The USG Supramax spot freight market sentiment remained exceptionally positive throughout the month. Rates kept rising on all routes thanks to intensive flow of cargo orders to the market. Additional support came from United States East Coast (USEC) where increased activity was observed and more coal cargoes were coming to the market. Tonnage supply looked scarce for spot delivery days, while demand was strong, driving a surge in fixing activity, as well as corresponding rates.
Freight rates for transportation of a Supramax-lot of petcoke from Houston to ARA ports with spot laycans are at US$30.50/t on average. Deals for delivery of 50,000t of petcoke from Houston to Iskenderun with spot laycans are discussed at around US $37/t on average. Shipping costs for delivery of a Supramax-lot of petcoke from USG to EC India are at US$57.50/t on average.
The market will probably come under pressure from different consequences of the US trade policy.
Thus, USTR fees about come into effect.
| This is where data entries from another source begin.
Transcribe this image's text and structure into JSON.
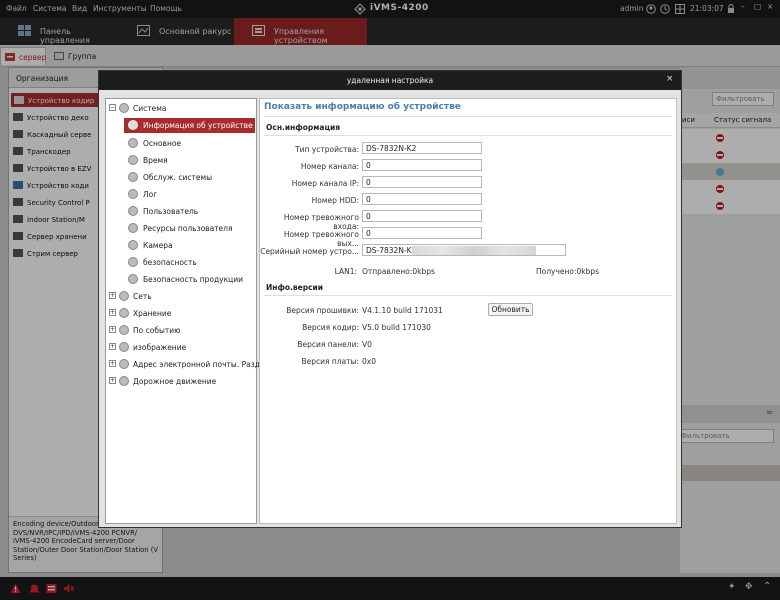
{
  "menubar": {
    "items": [
      "Файл",
      "Система",
      "Вид",
      "Инструменты",
      "Помощь"
    ],
    "app_title": "iVMS-4200",
    "user": "admin",
    "time": "21:03:07"
  },
  "navbar": {
    "tabs": [
      "Панель управления",
      "Основной ракурс",
      "Управления устройством"
    ]
  },
  "subbar": {
    "tabs": [
      "сервер",
      "Группа"
    ]
  },
  "left_panel": {
    "header": "Организация",
    "items": [
      "Устройство кодир",
      "Устройство деко",
      "Каскадный серве",
      "Транскодер",
      "Устройство в EZV",
      "Устройство коди",
      "Security Control P",
      "Indoor Station/M",
      "Сервер хранени",
      "Стрим сервер"
    ],
    "description": "Encoding device/Outdoor DVS/NVR/IPC/IPD/iVMS-4200 PCNVR/ iVMS-4200 EncodeCard server/Door Station/Outer Door Station/Door Station (V Series)"
  },
  "right_panel": {
    "filter_placeholder": "Фильтровать",
    "col_left": "иси",
    "col_status": "Статус сигнала",
    "filter2_placeholder": "Фильтровать"
  },
  "dialog": {
    "title": "удаленная настройка",
    "close": "×",
    "tree": {
      "root": "Система",
      "children": [
        "Информация об устройстве",
        "Основное",
        "Время",
        "Обслуж. системы",
        "Лог",
        "Пользователь",
        "Ресурсы пользователя",
        "Камера",
        "безопасность",
        "Безопасность продукции"
      ],
      "groups": [
        "Сеть",
        "Хранение",
        "По событию",
        "изображение",
        "Адрес электронной почты. Раздел...",
        "Дорожное движение"
      ]
    },
    "content": {
      "heading": "Показать информацию об устройстве",
      "basic_section": "Осн.информация",
      "fields": [
        {
          "label": "Тип устройства:",
          "value": "DS-7832N-K2"
        },
        {
          "label": "Номер канала:",
          "value": "0"
        },
        {
          "label": "Номер канала IP:",
          "value": "0"
        },
        {
          "label": "Номер HDD:",
          "value": "0"
        },
        {
          "label": "Номер тревожного входа:",
          "value": "0"
        },
        {
          "label": "Номер тревожного вых...",
          "value": "0"
        },
        {
          "label": "Серийный номер устро...",
          "value": "DS-7832N-K2"
        }
      ],
      "lan_label": "LAN1:",
      "lan_sent": "Отправлено:0kbps",
      "lan_received": "Получено:0kbps",
      "version_section": "Инфо.версии",
      "versions": [
        {
          "label": "Версия прошивки:",
          "value": "V4.1.10 build 171031"
        },
        {
          "label": "Версия кодир:",
          "value": "V5.0 build 171030"
        },
        {
          "label": "Версия панели:",
          "value": "V0"
        },
        {
          "label": "Версия платы:",
          "value": "0x0"
        }
      ],
      "update_button": "Обновить"
    }
  },
  "colors": {
    "accent_red": "#a82c2c",
    "heading_blue": "#4a7fb0",
    "menubar_bg": "#1b1b1b"
  }
}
If vessels are Chinese-owned and/or operated, the fee will be US$50 per net tonne. Despite the fact that a significant share of the dry bulk fleet is either Chinese-built or owned/operated by Chinese entities, broad exemptions cover most trades, and only a relatively small portion of the Chinese-owned or operated fleet will be affected by the fees. As a result, Branvoll expects the direct market disruption to be limited.
But there is another more important consequence of US trade policy. It looks like China orders extremely low US grain volumes. Thus, the lack of long-haul shipments from the US to China will weigh far more heavily on the dry bulk market in the coming month than the USTR-related disruptions.